El Agua de Panela hervía y Carmelina luchaba para desatar el nudo que le impedía decirle a Néstor que un tercer hijo venía en camino. Delicadas gotitas de agua se desprendían del cielo, afinando una aguda melodía con los impactos en las latas de los techos. 

Un pocillo esmaltado con señales de haberse caído muchas veces se llenaba lentamente del líquido rojizo y el humo no dejaba ver el filo del vaso.
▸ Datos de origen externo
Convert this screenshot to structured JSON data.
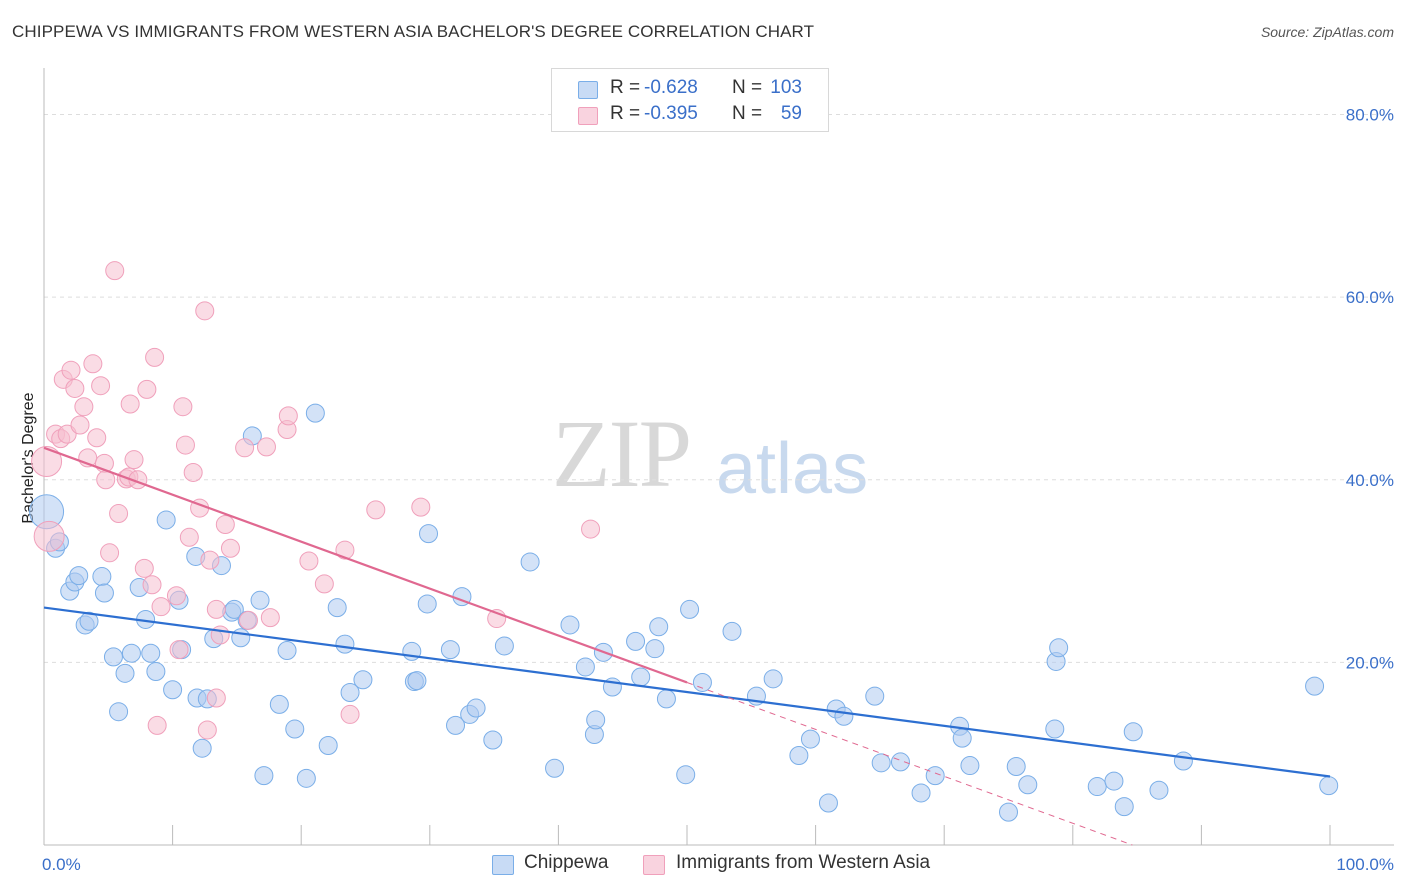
{
  "title": "CHIPPEWA VS IMMIGRANTS FROM WESTERN ASIA BACHELOR'S DEGREE CORRELATION CHART",
  "source": "Source: ZipAtlas.com",
  "watermark": {
    "zip": "ZIP",
    "atlas": "atlas"
  },
  "legend": {
    "rows": [
      {
        "r_label": "R =",
        "r_value": "-0.628",
        "n_label": "N =",
        "n_value": "103",
        "color": "#aecbf0"
      },
      {
        "r_label": "R =",
        "r_value": "-0.395",
        "n_label": "N =",
        "n_value": "59",
        "color": "#f5c0d0"
      }
    ]
  },
  "bottom_legend": {
    "items": [
      {
        "label": "Chippewa",
        "color": "#aecbf0"
      },
      {
        "label": "Immigrants from Western Asia",
        "color": "#f5c0d0"
      }
    ]
  },
  "chart_data": {
    "type": "scatter",
    "title": "CHIPPEWA VS IMMIGRANTS FROM WESTERN ASIA BACHELOR'S DEGREE CORRELATION CHART",
    "xlabel": "",
    "ylabel": "Bachelor's Degree",
    "xlim": [
      0,
      100
    ],
    "ylim": [
      0,
      84
    ],
    "x_tick_labels": [
      "0.0%",
      "100.0%"
    ],
    "y_ticks": [
      20,
      40,
      60,
      80
    ],
    "y_tick_labels": [
      "20.0%",
      "40.0%",
      "60.0%",
      "80.0%"
    ],
    "grid": true,
    "legend_position": "top-center",
    "series": [
      {
        "name": "Chippewa",
        "color": "#7aaee8",
        "fill": "#aecbf0",
        "trend_color": "#2d6fd1",
        "trend": {
          "x0": 0,
          "y0": 26.0,
          "x1": 100,
          "y1": 7.5
        },
        "points": [
          [
            0.2,
            36.5
          ],
          [
            0.9,
            32.5
          ],
          [
            1.2,
            33.2
          ],
          [
            2,
            27.8
          ],
          [
            2.4,
            28.8
          ],
          [
            2.7,
            29.5
          ],
          [
            3.2,
            24.1
          ],
          [
            3.5,
            24.5
          ],
          [
            4.5,
            29.4
          ],
          [
            4.7,
            27.6
          ],
          [
            5.4,
            20.6
          ],
          [
            5.8,
            14.6
          ],
          [
            6.3,
            18.8
          ],
          [
            6.8,
            21.0
          ],
          [
            7.4,
            28.2
          ],
          [
            7.9,
            24.7
          ],
          [
            8.3,
            21.0
          ],
          [
            8.7,
            19.0
          ],
          [
            9.5,
            35.6
          ],
          [
            10,
            17.0
          ],
          [
            10.5,
            26.8
          ],
          [
            10.7,
            21.4
          ],
          [
            11.8,
            31.6
          ],
          [
            11.9,
            16.1
          ],
          [
            12.3,
            10.6
          ],
          [
            12.7,
            16.0
          ],
          [
            13.2,
            22.6
          ],
          [
            13.8,
            30.6
          ],
          [
            14.6,
            25.5
          ],
          [
            14.8,
            25.8
          ],
          [
            15.3,
            22.7
          ],
          [
            15.8,
            24.6
          ],
          [
            16.2,
            44.8
          ],
          [
            16.8,
            26.8
          ],
          [
            17.1,
            7.6
          ],
          [
            18.3,
            15.4
          ],
          [
            18.9,
            21.3
          ],
          [
            19.5,
            12.7
          ],
          [
            20.4,
            7.3
          ],
          [
            21.1,
            47.3
          ],
          [
            22.1,
            10.9
          ],
          [
            22.8,
            26.0
          ],
          [
            23.4,
            22.0
          ],
          [
            23.8,
            16.7
          ],
          [
            24.8,
            18.1
          ],
          [
            28.6,
            21.2
          ],
          [
            28.8,
            17.9
          ],
          [
            29.0,
            18.0
          ],
          [
            29.8,
            26.4
          ],
          [
            29.9,
            34.1
          ],
          [
            32,
            13.1
          ],
          [
            31.6,
            21.4
          ],
          [
            32.5,
            27.2
          ],
          [
            33.1,
            14.3
          ],
          [
            33.6,
            15.0
          ],
          [
            34.9,
            11.5
          ],
          [
            35.8,
            21.8
          ],
          [
            37.8,
            31.0
          ],
          [
            39.7,
            8.4
          ],
          [
            40.9,
            24.1
          ],
          [
            42.1,
            19.5
          ],
          [
            42.8,
            12.1
          ],
          [
            42.9,
            13.7
          ],
          [
            43.5,
            21.1
          ],
          [
            44.2,
            17.3
          ],
          [
            46.0,
            22.3
          ],
          [
            46.4,
            18.4
          ],
          [
            47.5,
            21.5
          ],
          [
            47.8,
            23.9
          ],
          [
            48.4,
            16.0
          ],
          [
            49.9,
            7.7
          ],
          [
            50.2,
            25.8
          ],
          [
            51.2,
            17.8
          ],
          [
            53.5,
            23.4
          ],
          [
            55.4,
            16.3
          ],
          [
            56.7,
            18.2
          ],
          [
            58.7,
            9.8
          ],
          [
            59.6,
            11.6
          ],
          [
            61.0,
            4.6
          ],
          [
            61.6,
            14.9
          ],
          [
            62.2,
            14.1
          ],
          [
            64.6,
            16.3
          ],
          [
            65.1,
            9.0
          ],
          [
            66.6,
            9.1
          ],
          [
            68.2,
            5.7
          ],
          [
            69.3,
            7.6
          ],
          [
            71.2,
            13.0
          ],
          [
            71.4,
            11.7
          ],
          [
            72.0,
            8.7
          ],
          [
            75.0,
            3.6
          ],
          [
            75.6,
            8.6
          ],
          [
            76.5,
            6.6
          ],
          [
            78.6,
            12.7
          ],
          [
            78.7,
            20.1
          ],
          [
            78.9,
            21.6
          ],
          [
            81.9,
            6.4
          ],
          [
            83.2,
            7.0
          ],
          [
            84.0,
            4.2
          ],
          [
            84.7,
            12.4
          ],
          [
            86.7,
            6.0
          ],
          [
            88.6,
            9.2
          ],
          [
            98.8,
            17.4
          ],
          [
            99.9,
            6.5
          ]
        ]
      },
      {
        "name": "Immigrants from Western Asia",
        "color": "#f0a0bb",
        "fill": "#f5c0d0",
        "trend_color": "#e06890",
        "trend": {
          "x0": 0,
          "y0": 43.5,
          "x1": 50,
          "y1": 17.8
        },
        "trend_dashed_to": {
          "x": 100,
          "y": -8.0
        },
        "points": [
          [
            0.2,
            42.0
          ],
          [
            0.4,
            33.8
          ],
          [
            0.9,
            45.0
          ],
          [
            1.3,
            44.5
          ],
          [
            1.5,
            51.0
          ],
          [
            1.8,
            45.0
          ],
          [
            2.1,
            52.0
          ],
          [
            2.4,
            50.0
          ],
          [
            2.8,
            46.0
          ],
          [
            3.1,
            48.0
          ],
          [
            3.4,
            42.4
          ],
          [
            3.8,
            52.7
          ],
          [
            4.1,
            44.6
          ],
          [
            4.4,
            50.3
          ],
          [
            4.7,
            41.8
          ],
          [
            4.8,
            40.0
          ],
          [
            5.1,
            32.0
          ],
          [
            5.5,
            62.9
          ],
          [
            5.8,
            36.3
          ],
          [
            6.4,
            40.1
          ],
          [
            6.6,
            40.3
          ],
          [
            6.7,
            48.3
          ],
          [
            7.0,
            42.2
          ],
          [
            7.3,
            40.0
          ],
          [
            7.8,
            30.3
          ],
          [
            8.0,
            49.9
          ],
          [
            8.4,
            28.5
          ],
          [
            8.6,
            53.4
          ],
          [
            8.8,
            13.1
          ],
          [
            9.1,
            26.1
          ],
          [
            10.3,
            27.3
          ],
          [
            10.5,
            21.4
          ],
          [
            10.8,
            48.0
          ],
          [
            11.0,
            43.8
          ],
          [
            11.3,
            33.7
          ],
          [
            11.6,
            40.8
          ],
          [
            12.1,
            36.9
          ],
          [
            12.5,
            58.5
          ],
          [
            12.7,
            12.6
          ],
          [
            12.9,
            31.2
          ],
          [
            13.4,
            16.1
          ],
          [
            13.4,
            25.8
          ],
          [
            13.7,
            23.0
          ],
          [
            14.1,
            35.1
          ],
          [
            14.5,
            32.5
          ],
          [
            15.6,
            43.5
          ],
          [
            15.9,
            24.6
          ],
          [
            17.3,
            43.6
          ],
          [
            17.6,
            24.9
          ],
          [
            18.9,
            45.5
          ],
          [
            19.0,
            47.0
          ],
          [
            20.6,
            31.1
          ],
          [
            21.8,
            28.6
          ],
          [
            23.4,
            32.3
          ],
          [
            23.8,
            14.3
          ],
          [
            25.8,
            36.7
          ],
          [
            29.3,
            37.0
          ],
          [
            35.2,
            24.8
          ],
          [
            42.5,
            34.6
          ]
        ]
      }
    ]
  }
}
Los ojos cristalinos de Carmelina empezaban a enjugarse cada vez más, hasta no soportar la fuerza de sus lágrimas que se arrojaron abismalmente hacia el infinito. Al notarlo, Néstor se acercó y pasó sus dedos sobre las mejillas de su amada. Era el momento de hablar y como pudo logró salir de su boca una voz nerviosa que le habló al oído: "No se preocupe mija, mañana me irá mejor".